Former President Nannerl Keohane tackled women’s status issues again in 2002 with her creation of a Steering Committee for the Women’s Initiative, a project that formed questions and methodologies and oversaw the gathering of data in order to gauge the status of women at Duke and devise policy recommendations to improve the experience for everyone who works or studies at Duke. Keohane noted in the Women’s Initiative report that trends outside the University sphere allowed Duke to incorporate women more effectively, especially because women had achieved “more than token representation” in almost all the professions.

“I think there’s a really ironic phenomenon at play in the Woman’s College,” said Colleen Scott, Director of the Baldwin Scholars Program. “Professional options in the ‘50s and ‘60s were quite limited but the research shows that they had tons of confidence and seemed to leave Duke and conquer the world. Now, women have the professional options but not the confidence that they had in the Woman’s College days.”

The report implies that this is because older alumni who graduated from the Woman’s College seemed to balance their professional and familial futures while more recent alumni had to choose, noting the necessity of a change of expectations. Senior Baldwin Scholars deal with these issues head-on in their seminar class, but Scott encourages them to pursue their desired career before forming imaginary hindrances in the shape of a partner or a family.

Keohane shared a similar view in the report:

“Gender would not be irrelevant in such a world, nor sexual excitement and romance. But gender and sex would not spill over into all areas of life and make it impossible for men and women to live, work and study together as equals, and for women to flourish as human beings.”

Room for progress is evident today. In the classroom, many women feel hesitant to speak up out of fear that others will find them unintelligent. In science, technology, engineering and math classes, many women feel their voices are ignored and that they have to prove themselves.

“I found that with some girls, especially the quieter girls, their voices would be squeezed out of the conversation,” freshman Giles resident Hannah Wang said. “It’s more damning for a girl to be quiet than a guy because there’s an automatic assumption that a guy might have something to say but would be holding back, or would appear thoughtful or brooding.”

Sexual violence, eating disorders, gender discrimination, socially degrading jokes, the notion that women must exhibit effortless perfection to obtain status and double standards perpetuate inequality on campus and at universities nationwide.

However, some students have acknowledged and devised methods to improve women’s status at Duke. According to Scott, the only recommendation of the Women’s Initiative Report that still holds today is the Baldwin Scholars Program, a program adapted from one at the University of Richmond that provides a class of 18 women each year with two required courses, a residential experience that mimics the Woman’s College experience, and a summer internship. Named for Woman’s College Dean Alice M. Baldwin, the program also funds speaker events and a fall break trip hosted by the Women’s Center, in addition to promoting campus-wide activism.
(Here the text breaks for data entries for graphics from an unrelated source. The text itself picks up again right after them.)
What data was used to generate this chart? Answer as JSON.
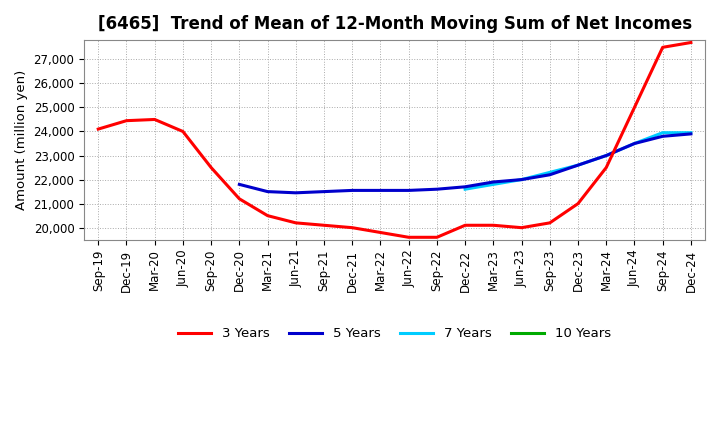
{
  "title": "[6465]  Trend of Mean of 12-Month Moving Sum of Net Incomes",
  "ylabel": "Amount (million yen)",
  "background_color": "#ffffff",
  "plot_bg_color": "#ffffff",
  "grid_color": "#aaaaaa",
  "title_fontsize": 12,
  "label_fontsize": 9.5,
  "tick_fontsize": 8.5,
  "x_labels": [
    "Sep-19",
    "Dec-19",
    "Mar-20",
    "Jun-20",
    "Sep-20",
    "Dec-20",
    "Mar-21",
    "Jun-21",
    "Sep-21",
    "Dec-21",
    "Mar-22",
    "Jun-22",
    "Sep-22",
    "Dec-22",
    "Mar-23",
    "Jun-23",
    "Sep-23",
    "Dec-23",
    "Mar-24",
    "Jun-24",
    "Sep-24",
    "Dec-24"
  ],
  "ylim": [
    19500,
    27800
  ],
  "yticks": [
    20000,
    21000,
    22000,
    23000,
    24000,
    25000,
    26000,
    27000
  ],
  "series": {
    "3y": {
      "color": "#ff0000",
      "label": "3 Years",
      "x": [
        0,
        1,
        2,
        3,
        4,
        5,
        6,
        7,
        8,
        9,
        10,
        11,
        12,
        13,
        14,
        15,
        16,
        17,
        18,
        19,
        20,
        21
      ],
      "y": [
        24100,
        24450,
        24500,
        24000,
        22500,
        21200,
        20500,
        20200,
        20100,
        20000,
        19800,
        19600,
        19600,
        20100,
        20100,
        20000,
        20200,
        21000,
        22500,
        25000,
        27500,
        27700
      ]
    },
    "5y": {
      "color": "#0000cc",
      "label": "5 Years",
      "x": [
        5,
        6,
        7,
        8,
        9,
        10,
        11,
        12,
        13,
        14,
        15,
        16,
        17,
        18,
        19,
        20,
        21
      ],
      "y": [
        21800,
        21500,
        21450,
        21500,
        21550,
        21550,
        21550,
        21600,
        21700,
        21900,
        22000,
        22200,
        22600,
        23000,
        23500,
        23800,
        23900
      ]
    },
    "7y": {
      "color": "#00ccff",
      "label": "7 Years",
      "x": [
        13,
        14,
        15,
        16,
        17,
        18,
        19,
        20,
        21
      ],
      "y": [
        21600,
        21800,
        22000,
        22300,
        22600,
        23000,
        23500,
        23950,
        23950
      ]
    },
    "10y": {
      "color": "#00aa00",
      "label": "10 Years",
      "x": [],
      "y": []
    }
  }
}
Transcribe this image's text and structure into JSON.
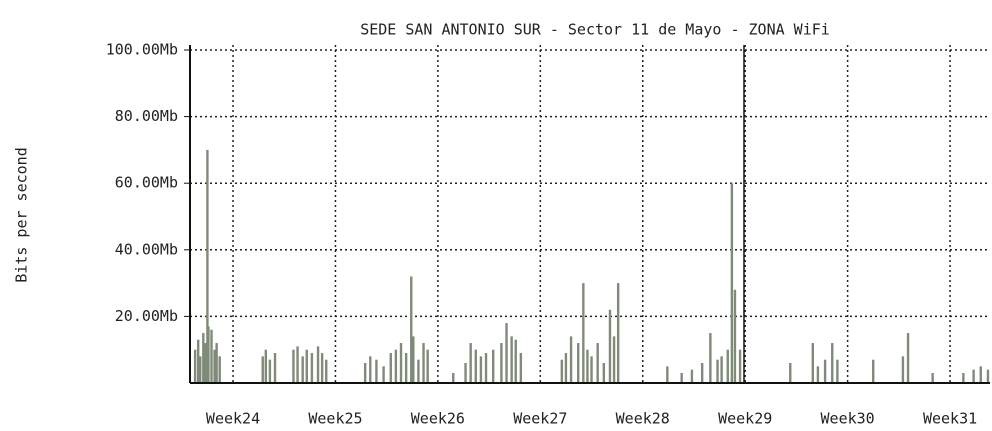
{
  "chart_data": {
    "type": "bar",
    "title": "SEDE SAN ANTONIO SUR - Sector 11 de Mayo - ZONA WiFi",
    "y_label": "Bits per second",
    "color": "#7f8a78",
    "grid": true,
    "xlim": [
      23.58,
      31.39
    ],
    "ylim": [
      0,
      100
    ],
    "xticks": [
      {
        "value": 24,
        "label": "Week24"
      },
      {
        "value": 25,
        "label": "Week25"
      },
      {
        "value": 26,
        "label": "Week26"
      },
      {
        "value": 27,
        "label": "Week27"
      },
      {
        "value": 28,
        "label": "Week28"
      },
      {
        "value": 29,
        "label": "Week29"
      },
      {
        "value": 30,
        "label": "Week30"
      },
      {
        "value": 31,
        "label": "Week31"
      }
    ],
    "yticks": [
      {
        "value": 20,
        "label": "20.00Mb"
      },
      {
        "value": 40,
        "label": "40.00Mb"
      },
      {
        "value": 60,
        "label": "60.00Mb"
      },
      {
        "value": 80,
        "label": "80.00Mb"
      },
      {
        "value": 100,
        "label": "100.00Mb"
      }
    ],
    "x": [
      23.63,
      23.66,
      23.68,
      23.71,
      23.73,
      23.75,
      23.76,
      23.79,
      23.82,
      23.84,
      23.87,
      24.29,
      24.32,
      24.36,
      24.41,
      24.59,
      24.63,
      24.68,
      24.72,
      24.77,
      24.83,
      24.87,
      24.91,
      25.29,
      25.34,
      25.4,
      25.47,
      25.54,
      25.59,
      25.64,
      25.69,
      25.74,
      25.76,
      25.81,
      25.86,
      25.9,
      26.15,
      26.27,
      26.32,
      26.37,
      26.42,
      26.47,
      26.54,
      26.62,
      26.67,
      26.72,
      26.76,
      26.81,
      27.21,
      27.25,
      27.3,
      27.37,
      27.42,
      27.46,
      27.5,
      27.56,
      27.62,
      27.68,
      27.72,
      27.76,
      28.24,
      28.38,
      28.48,
      28.58,
      28.66,
      28.73,
      28.77,
      28.83,
      28.87,
      28.9,
      28.95,
      29.44,
      29.66,
      29.71,
      29.78,
      29.85,
      29.9,
      30.25,
      30.54,
      30.59,
      30.83,
      31.13,
      31.23,
      31.3,
      31.37
    ],
    "values": [
      10,
      13,
      8,
      15,
      12,
      70,
      17,
      16,
      10,
      12,
      8,
      8,
      10,
      7,
      9,
      10,
      11,
      8,
      10,
      9,
      11,
      9,
      7,
      6,
      8,
      7,
      5,
      9,
      10,
      12,
      9,
      32,
      14,
      7,
      12,
      10,
      3,
      6,
      12,
      10,
      8,
      9,
      10,
      12,
      18,
      14,
      13,
      9,
      7,
      9,
      14,
      12,
      30,
      10,
      8,
      12,
      6,
      22,
      14,
      30,
      5,
      3,
      4,
      6,
      15,
      7,
      8,
      10,
      60,
      28,
      10,
      6,
      12,
      5,
      7,
      12,
      7,
      7,
      8,
      15,
      3,
      3,
      4,
      5,
      4
    ]
  }
}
Similarly, although Duke Student Government has had consecutive three female presidents, leadership in organizations campus-wide varies and contributes to women’s lack of confidence.

“There are barriers to female leadership; it’s hard in college to identify them because people think, ‘Oh, we’ve had three female presidents in a row so there’s no issue with gender at Duke,’ but the executive board and senate are dominated by males,” said junior Lavanya Sunder, president of DSG. “Never, ever turn down a leadership opportunity if you think you can handle it because we have to go after as many as possible if we want to increase leadership representation on campus.”